Training programme: Conserving New Media and Digital Information, Germany, Stuttgart

Posted on Mon, 06/07/2010 - 20:00
When and why the program was started
The program was started in 2006, based on a grant from the State Culture Foundation Baden-Wuerttemberg. The reasons to install it at the "Staatliche Akademie der Bildenden Künste" in Stuttgart were manifold: The academy has academic programs for fine art, art teachers, industrial, graphic and communication designers, architects and conservators. It has excellent facilities for printmaking, analogue and digital photography, video production, and various well-equipped workshops for metal, glass and wood working and conservation.

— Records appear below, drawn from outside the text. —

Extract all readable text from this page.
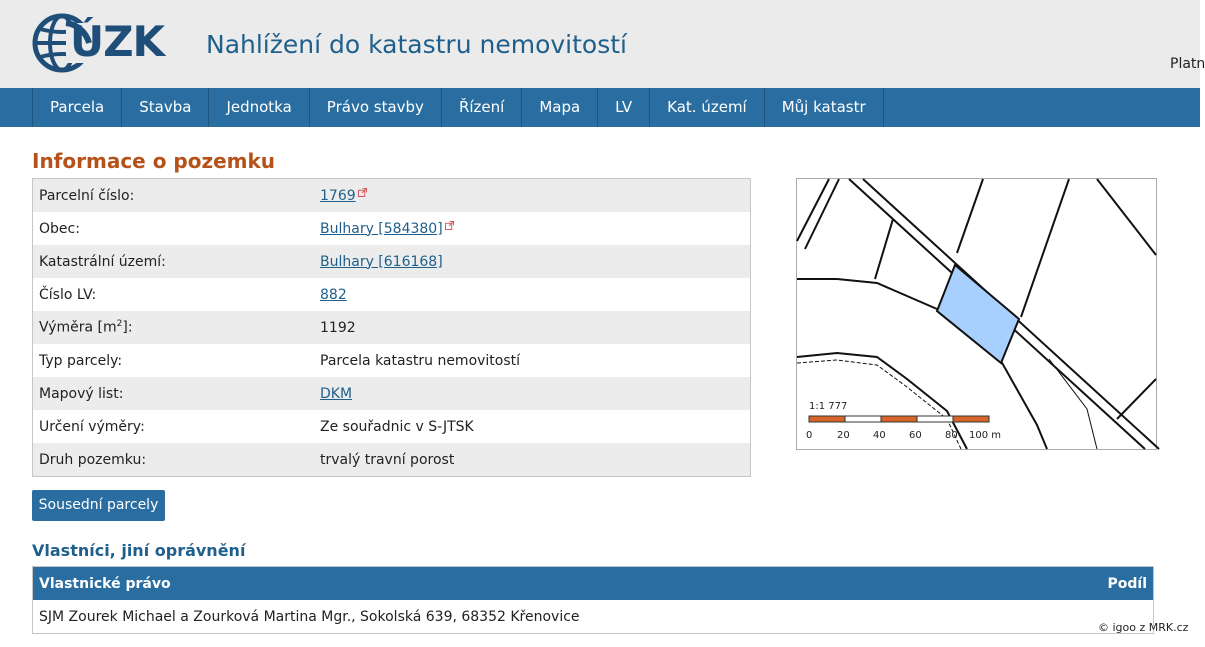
ÚZK Nahlížení do katastru nemovitostí
Platn
Parcela	Stavba	Jednotka	Právo stavby	Řízení	Mapa	LV	Kat. území	Můj katastr
Informace o pozemku
Parcelní číslo:	1769
Obec:	Bulhary [584380]
Katastrální území:	Bulhary [616168]
Číslo LV:	882
Výměra $[m^2]$:	1192
Typ parcely:	Parcela katastru nemovitostí
Mapový list:	DKM
Určení výměry:	Ze souřadnic v S-JTSK
Druh pozemku:	trvalý travní porost
1:1 777
0 20 40 60 80 100 m
Sousední parcely
Vlastníci, jiní oprávnění
Vlastnické právo	Podíl
SJM Zourek Michael a Zourková Martina Mgr., Sokolská 639, 68352 Křenovice
© igoo z MRK.cz
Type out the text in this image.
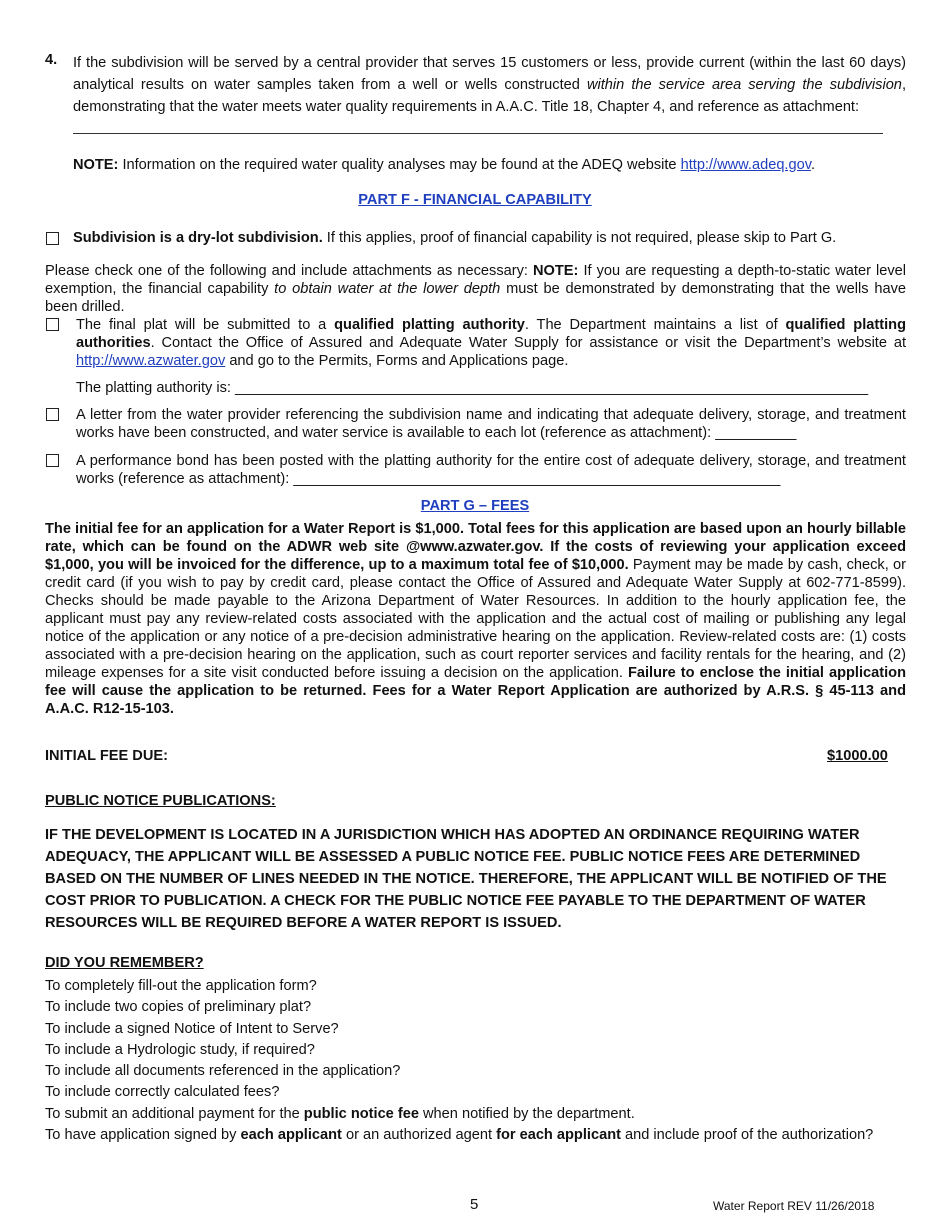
4. If the subdivision will be served by a central provider that serves 15 customers or less, provide current (within the last 60 days) analytical results on water samples taken from a well or wells constructed within the service area serving the subdivision, demonstrating that the water meets water quality requirements in A.A.C. Title 18, Chapter 4, and reference as attachment:
NOTE: Information on the required water quality analyses may be found at the ADEQ website http://www.adeq.gov.
PART F - FINANCIAL CAPABILITY
Subdivision is a dry-lot subdivision. If this applies, proof of financial capability is not required, please skip to Part G.
Please check one of the following and include attachments as necessary: NOTE: If you are requesting a depth-to-static water level exemption, the financial capability to obtain water at the lower depth must be demonstrated by demonstrating that the wells have been drilled.
The final plat will be submitted to a qualified platting authority. The Department maintains a list of qualified platting authorities. Contact the Office of Assured and Adequate Water Supply for assistance or visit the Department’s website at http://www.azwater.gov and go to the Permits, Forms and Applications page.
The platting authority is: ______________________________________________________________________________
A letter from the water provider referencing the subdivision name and indicating that adequate delivery, storage, and treatment works have been constructed, and water service is available to each lot (reference as attachment): __________
A performance bond has been posted with the platting authority for the entire cost of adequate delivery, storage, and treatment works (reference as attachment): ____________________________________________________________
PART G – FEES
The initial fee for an application for a Water Report is $1,000. Total fees for this application are based upon an hourly billable rate, which can be found on the ADWR web site @www.azwater.gov. If the costs of reviewing your application exceed $1,000, you will be invoiced for the difference, up to a maximum total fee of $10,000. Payment may be made by cash, check, or credit card (if you wish to pay by credit card, please contact the Office of Assured and Adequate Water Supply at 602-771-8599). Checks should be made payable to the Arizona Department of Water Resources. In addition to the hourly application fee, the applicant must pay any review-related costs associated with the application and the actual cost of mailing or publishing any legal notice of the application or any notice of a pre-decision administrative hearing on the application. Review-related costs are: (1) costs associated with a pre-decision hearing on the application, such as court reporter services and facility rentals for the hearing, and (2) mileage expenses for a site visit conducted before issuing a decision on the application. Failure to enclose the initial application fee will cause the application to be returned. Fees for a Water Report Application are authorized by A.R.S. § 45-113 and A.A.C. R12-15-103.
INITIAL FEE DUE:	$1000.00
PUBLIC NOTICE PUBLICATIONS:
IF THE DEVELOPMENT IS LOCATED IN A JURISDICTION WHICH HAS ADOPTED AN ORDINANCE REQUIRING WATER
ADEQUACY, THE APPLICANT WILL BE ASSESSED A PUBLIC NOTICE FEE. PUBLIC NOTICE FEES ARE DETERMINED
BASED ON THE NUMBER OF LINES NEEDED IN THE NOTICE. THEREFORE, THE APPLICANT WILL BE NOTIFIED OF THE
COST PRIOR TO PUBLICATION. A CHECK FOR THE PUBLIC NOTICE FEE PAYABLE TO THE DEPARTMENT OF WATER
RESOURCES WILL BE REQUIRED BEFORE A WATER REPORT IS ISSUED.
DID YOU REMEMBER?
To completely fill-out the application form?
To include two copies of preliminary plat?
To include a signed Notice of Intent to Serve?
To include a Hydrologic study, if required?
To include all documents referenced in the application?
To include correctly calculated fees?
To submit an additional payment for the public notice fee when notified by the department.
To have application signed by each applicant or an authorized agent for each applicant and include proof of the authorization?
5	Water Report REV 11/26/2018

Its conservation programs are among the oldest in Germany, dating back to 1948.
 
The academy already has four well-established conservation programs: Conservation of Paintings and Polychrome Sculptures; Conservation and Restoration of Archaeological, Ethnographical and Craft Objects; Conservation and Restoration of Murals and Polychrome Stone, and Conservation and Restoration of Works of Art on Paper, Archives- and Library Materials. It is this department's broad focus on and long-term experience with fine art, library as well as archival objects, and its close relationships to regional, state, national and international institutions in these fields, which convinced the founders and the state government to start the initiative for the new programme from here.
 
The program however does not provide a degree in conservation/restoration, but concentrates on preventive preservation and project management. It was agreed by all people involved in the planning and evaluation of the program that the current need is more towards preservation managers for museums, libraries and archives with a rather general approach, than towards specialized conservators.
 
The type of contemporary artwork covered in the program
The program covers the preservation of analogue and digital photographs, digital prints, analogue and digital video records and digital information. A good example would be the conservation of the Nam June Paik video installation "Two-Way Communication" (1996) on the academy's campus, consisting of 90 monitors, various electronic parts and a personal computer. Other examples are preservation plans for medium and large photographic or video collections in public and private archives.
 
The program include installation art, as long as photography or time-based media is involved. The focus then is on thorough documentation, compilation of technical and other metadata, identification of the objects' life expectancy, art historical evaluation, preservation planning and long-term preservation of this information.
Sponsorship/endowments or bursaries that support the program
 
The academy has no financial aid program or stipends to offer. There is some flexibility for the payment of the program's tuition fee of 1,500 Euros per semester.